Das Altstadthaus ist ein lebendiges Haus, auch wenn sich die Backstube inzwischen nicht mehr im Städtli befindet. «Wir sind hier nie alleine.» Viele Jahre lang haben die beiden Personal beschäftigt, welches auch im Haus gewohnt hat. Mit den drei Söhnen sind sie jeweils im Sommer nach Italien auf den Campingplatz gefahren. «Wir haben immer einen Lehrling oder eine Lehrtochter mitgenommen, damit die jungen Leute auch etwas von der Welt sehen konnten.» Auch mit den Schwiegereltern sei es immer sehr gut gegangen und man habe es schön gehabt zusammen.
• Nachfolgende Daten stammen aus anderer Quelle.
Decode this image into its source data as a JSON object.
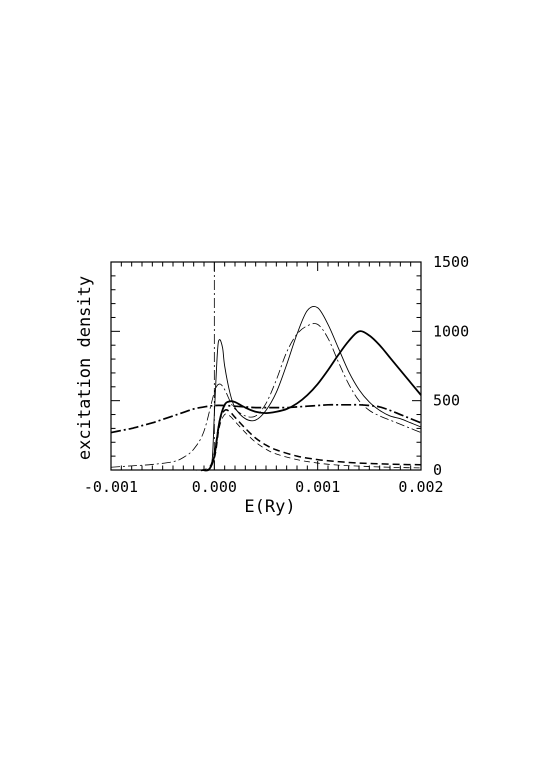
{
  "chart_data": {
    "type": "line",
    "title": "",
    "xlabel": "E(Ry)",
    "ylabel": "excitation density",
    "xlim": [
      -0.001,
      0.002
    ],
    "ylim": [
      0,
      1500
    ],
    "x_ticks": [
      -0.001,
      0.0,
      0.001,
      0.002
    ],
    "x_tick_labels": [
      "-0.001",
      "0.000",
      "0.001",
      "0.002"
    ],
    "y_ticks": [
      0,
      500,
      1000,
      1500
    ],
    "y_tick_labels": [
      "0",
      "500",
      "1000",
      "1500"
    ],
    "y_axis_side": "right",
    "grid": false,
    "legend": "none",
    "reference_line_x": 0.0,
    "series": [
      {
        "style": "thick-solid",
        "x": [
          -0.00011,
          -5e-05,
          0.0,
          5e-05,
          0.0001,
          0.00015,
          0.0002,
          0.0003,
          0.0004,
          0.0005,
          0.0006,
          0.0007,
          0.0008,
          0.0009,
          0.001,
          0.0011,
          0.0012,
          0.0013,
          0.0014,
          0.0015,
          0.0016,
          0.0017,
          0.0018,
          0.0019,
          0.002
        ],
        "values": [
          0,
          5,
          100,
          350,
          470,
          495,
          490,
          450,
          420,
          410,
          420,
          440,
          480,
          540,
          620,
          720,
          830,
          930,
          1000,
          970,
          900,
          810,
          720,
          630,
          540
        ]
      },
      {
        "style": "thin-solid",
        "x": [
          -0.0001,
          -5e-05,
          -2e-05,
          0.0,
          3e-05,
          5e-05,
          8e-05,
          0.0001,
          0.00015,
          0.0002,
          0.0003,
          0.0004,
          0.0005,
          0.0006,
          0.0007,
          0.0008,
          0.0009,
          0.001,
          0.0011,
          0.0012,
          0.0013,
          0.0014,
          0.0015,
          0.0016,
          0.0017,
          0.0018,
          0.0019,
          0.002
        ],
        "values": [
          0,
          10,
          80,
          400,
          850,
          940,
          880,
          750,
          560,
          450,
          370,
          360,
          430,
          560,
          760,
          980,
          1150,
          1170,
          1050,
          880,
          710,
          580,
          490,
          430,
          390,
          370,
          340,
          310
        ]
      },
      {
        "style": "thin-dash-dot",
        "x": [
          -0.001,
          -0.0008,
          -0.0006,
          -0.0004,
          -0.0003,
          -0.0002,
          -0.0001,
          0.0,
          5e-05,
          0.0001,
          0.00015,
          0.0002,
          0.0003,
          0.0004,
          0.0005,
          0.0006,
          0.0007,
          0.0008,
          0.0009,
          0.001,
          0.0011,
          0.0012,
          0.0013,
          0.0014,
          0.0015,
          0.0016,
          0.0017,
          0.0018,
          0.0019,
          0.002
        ],
        "values": [
          20,
          30,
          40,
          60,
          90,
          150,
          280,
          560,
          620,
          580,
          500,
          440,
          390,
          390,
          480,
          650,
          850,
          980,
          1040,
          1050,
          950,
          780,
          620,
          500,
          430,
          390,
          360,
          330,
          300,
          270
        ]
      },
      {
        "style": "thick-dash-dot",
        "x": [
          -0.001,
          -0.0009,
          -0.0008,
          -0.0007,
          -0.0006,
          -0.0005,
          -0.0004,
          -0.0003,
          -0.0002,
          -0.0001,
          0.0,
          0.0001,
          0.0002,
          0.0003,
          0.0004,
          0.0005,
          0.0006,
          0.0007,
          0.0008,
          0.0009,
          0.001,
          0.0011,
          0.0012,
          0.0013,
          0.0014,
          0.0015,
          0.0016,
          0.0017,
          0.0018,
          0.0019,
          0.002
        ],
        "values": [
          270,
          285,
          300,
          320,
          340,
          365,
          390,
          415,
          440,
          455,
          465,
          465,
          460,
          455,
          450,
          450,
          450,
          450,
          455,
          460,
          465,
          470,
          470,
          470,
          470,
          465,
          455,
          430,
          400,
          370,
          340
        ]
      },
      {
        "style": "thick-dash",
        "x": [
          -0.00012,
          -5e-05,
          0.0,
          5e-05,
          0.0001,
          0.00015,
          0.0002,
          0.0003,
          0.0004,
          0.0005,
          0.0006,
          0.0008,
          0.001,
          0.0012,
          0.0014,
          0.0016,
          0.0018,
          0.002
        ],
        "values": [
          0,
          10,
          120,
          350,
          430,
          420,
          380,
          300,
          230,
          180,
          145,
          100,
          75,
          60,
          50,
          45,
          40,
          38
        ]
      },
      {
        "style": "thin-dash",
        "x": [
          -0.001,
          -0.0008,
          -0.0006,
          -0.0004,
          -0.0002,
          -0.0001,
          0.0,
          5e-05,
          0.0001,
          0.00015,
          0.0002,
          0.0003,
          0.0004,
          0.0005,
          0.0006,
          0.0008,
          0.001,
          0.0012,
          0.0014,
          0.0016,
          0.0018,
          0.002
        ],
        "values": [
          0,
          0,
          0,
          0,
          0,
          0,
          80,
          310,
          400,
          390,
          350,
          270,
          200,
          150,
          115,
          75,
          50,
          35,
          28,
          22,
          18,
          15
        ]
      }
    ]
  }
}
Inzwischen wird die Bäckerei Maier von Söhnen und Enkeln geführt. «Wir haben uns zurückgezogen. Ich mache jeweils noch die Fahrten für den Mahlzeitendienst über Mittag», so Rolf Maier.
Rolf und Else Maier blicken auf eine lange, glückliche Ehe zurück. Im Mittelpunkt standen immer Geschäft und Familie, alles haben die beiden zusammen organisiert und getragen. «Wir sind ein Team.» Auch nach 65 Jahren verbringen die beiden gerne Zeit miteinander und gestalten den ganzen Alltag gemeinsam. «Wir sind immer zusammen unterwegs.» Nach einem Rezept für eine gute Beziehung gefragt, fällt den beiden nur eines ein: «Miteinander reden und aufeinander achtgeben.»